Some of Europe's largest utilities say the clock has not run out on gas-fired power generation yet, although in many cases burning the fuel will only stay economically viable with some kind of regulatory support.
Two of the industry's heavyweights, Spain's Iberdrola SA and France's Engie SA, have both sold their LNG businesses in recent years, but believe that gas will continue to play a large role for them further downstream.
Its deal with Singapore's Pavilion Energy Pte Ltd. earlier this year "does not mean that Iberdrola has abandoned its gas activities," José Simón, the utility's senior vice president of global gas, said during a panel discussion at the Oil & Money conference in London on Oct. 8. Simón noted that the company still supplies gas to its end consumers and also burns it in its own combined-cycle gas turbines, or CCGTs, for example in Spain, Mexico and Brazil.
"The point is that we decided to change our strategy of how to secure that supply. So rather than being a midstream player ... we just decided to move downstream in the gas value chain," he said.
According to Simón and other industry executives, gas will remain part of the power generation mix because of several favorable properties, including lower carbon emissions than coal, high efficiency and the capability to provide cheap seasonal storage.
Laurence Borie-Bancel, managing director of Engie's global thermal generation, said the flexibility of gas plants also makes them critical for balancing variable renewable generation. But power plants burning natural gas today will have to be fueled with biogas and hydrogen in the long run.
"In additon to renewables, which we are developing a lot, and energy efficiency, natural gas has a role to play in this transition," she said. "But we are convinced that it should be gradually replaced by greener gas."
Until batteries become cheap enough to take over the role of complementing renewables, "there is still room for fossil fuel generation," she added.
'A rock and a hard place'
Simón agreed that rather than as stable baseload capacity, the sweet spot for gas plants will be to run for about 5,000 hours a year as a backup when renewables generation is low.
"My personal experience of CCGTs running baseload is it finished about 16 years ago," he said. "The real battlefield is in the mid-merit order."
But even that business model is only feasible with some regulatory support, he said, for example from capacity mechanisms that pay generators to keep their plants in a security standby. That is despite the fact that commodity price dynamics mean gas generation has become more economical in Europe this summer, at the expense of coal.
Gas generation in Spain has doubled this year from 2018 levels, Simón said in an interview on the sidelines of the conference. But he added that the regulatory framework in the country — with gas plants subject to a concession regime, but without a capacity market — means generators like Iberdrola find themselves "between a rock and a hard place."
"We can't operate them economically, and we can't shut them down," he said. Iberdrola is not looking to build new gas capacity in Europe, but what happens on a political level will determine the survival of its existing fleet. The utility operates around 12,500 MW of gas capacity around the world, although more than half is in Mexico.
Boom or bust?
Uniper SE is one utility building new gas-fired capacity in Europe, and its experience illustrates the sometimes bizarre economics for the fuel.

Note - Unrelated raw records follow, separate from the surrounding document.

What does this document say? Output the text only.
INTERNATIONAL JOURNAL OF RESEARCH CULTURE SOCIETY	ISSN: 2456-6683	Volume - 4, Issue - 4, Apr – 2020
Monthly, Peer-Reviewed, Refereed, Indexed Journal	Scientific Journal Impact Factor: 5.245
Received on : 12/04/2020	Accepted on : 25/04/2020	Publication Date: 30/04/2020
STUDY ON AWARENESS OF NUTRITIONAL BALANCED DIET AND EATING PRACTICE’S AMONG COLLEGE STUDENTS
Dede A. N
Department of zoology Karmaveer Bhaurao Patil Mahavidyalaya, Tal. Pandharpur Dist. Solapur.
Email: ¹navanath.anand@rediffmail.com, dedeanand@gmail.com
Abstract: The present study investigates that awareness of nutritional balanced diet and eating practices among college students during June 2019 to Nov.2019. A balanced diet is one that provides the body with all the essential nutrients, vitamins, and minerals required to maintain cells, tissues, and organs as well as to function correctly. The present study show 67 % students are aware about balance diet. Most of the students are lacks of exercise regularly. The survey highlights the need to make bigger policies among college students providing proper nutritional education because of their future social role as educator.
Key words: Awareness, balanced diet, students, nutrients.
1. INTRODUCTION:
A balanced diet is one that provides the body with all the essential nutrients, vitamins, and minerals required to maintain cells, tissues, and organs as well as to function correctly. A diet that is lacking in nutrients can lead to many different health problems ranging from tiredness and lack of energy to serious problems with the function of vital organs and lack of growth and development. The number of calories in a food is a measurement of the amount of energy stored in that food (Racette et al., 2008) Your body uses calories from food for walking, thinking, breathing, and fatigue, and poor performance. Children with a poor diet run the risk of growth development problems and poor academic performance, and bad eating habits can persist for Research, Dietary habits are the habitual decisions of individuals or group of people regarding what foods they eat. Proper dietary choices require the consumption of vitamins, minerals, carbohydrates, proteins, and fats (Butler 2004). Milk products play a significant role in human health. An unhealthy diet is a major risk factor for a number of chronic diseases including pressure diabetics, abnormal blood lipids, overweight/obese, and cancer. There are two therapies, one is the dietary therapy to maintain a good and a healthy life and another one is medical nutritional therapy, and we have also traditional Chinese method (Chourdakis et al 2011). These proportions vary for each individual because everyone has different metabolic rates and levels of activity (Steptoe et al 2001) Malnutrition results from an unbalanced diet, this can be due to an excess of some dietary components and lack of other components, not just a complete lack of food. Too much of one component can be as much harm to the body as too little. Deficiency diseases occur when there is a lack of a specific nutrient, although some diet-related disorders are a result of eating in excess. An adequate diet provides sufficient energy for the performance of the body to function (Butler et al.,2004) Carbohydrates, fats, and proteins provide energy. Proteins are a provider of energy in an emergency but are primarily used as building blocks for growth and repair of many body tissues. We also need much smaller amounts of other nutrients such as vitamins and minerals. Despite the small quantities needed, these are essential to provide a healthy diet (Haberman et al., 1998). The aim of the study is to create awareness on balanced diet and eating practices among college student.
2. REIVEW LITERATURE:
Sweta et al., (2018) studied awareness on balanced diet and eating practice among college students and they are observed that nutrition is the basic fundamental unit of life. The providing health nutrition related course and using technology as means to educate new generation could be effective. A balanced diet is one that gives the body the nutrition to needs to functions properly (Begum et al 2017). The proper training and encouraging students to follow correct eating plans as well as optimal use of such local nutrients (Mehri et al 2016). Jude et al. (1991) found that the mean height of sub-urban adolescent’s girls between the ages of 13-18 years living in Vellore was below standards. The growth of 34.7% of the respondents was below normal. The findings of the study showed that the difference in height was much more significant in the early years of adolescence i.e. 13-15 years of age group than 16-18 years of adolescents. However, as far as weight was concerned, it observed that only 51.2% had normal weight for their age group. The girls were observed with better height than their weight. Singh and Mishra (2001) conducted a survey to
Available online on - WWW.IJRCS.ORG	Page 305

The company recently won a tender for a 300-MW plant in Irsching, Germany, which will serve as a grid safety cushion for emergencies. At the same time, Uniper is planning to shut down two existing, high-efficiency gas plants because it says running them will be uneconomical "beyond autumn 2020."
Peter Abdo, chief commercial officer for LNG within Uniper's trading business, said Europe has emerged as a "balancing point" for the global LNG market and will continue to need the fuel in the future.
"If you look at the fundamentals, with the political drive to exit coal ... Europe is a growth market for LNG. It has to be," he said.
Although plans to phase out coal or nuclear might provide an option for gas, national and EU-wide goals for complete decarbonization may displace the fuel from power generation sooner than some expect, he said.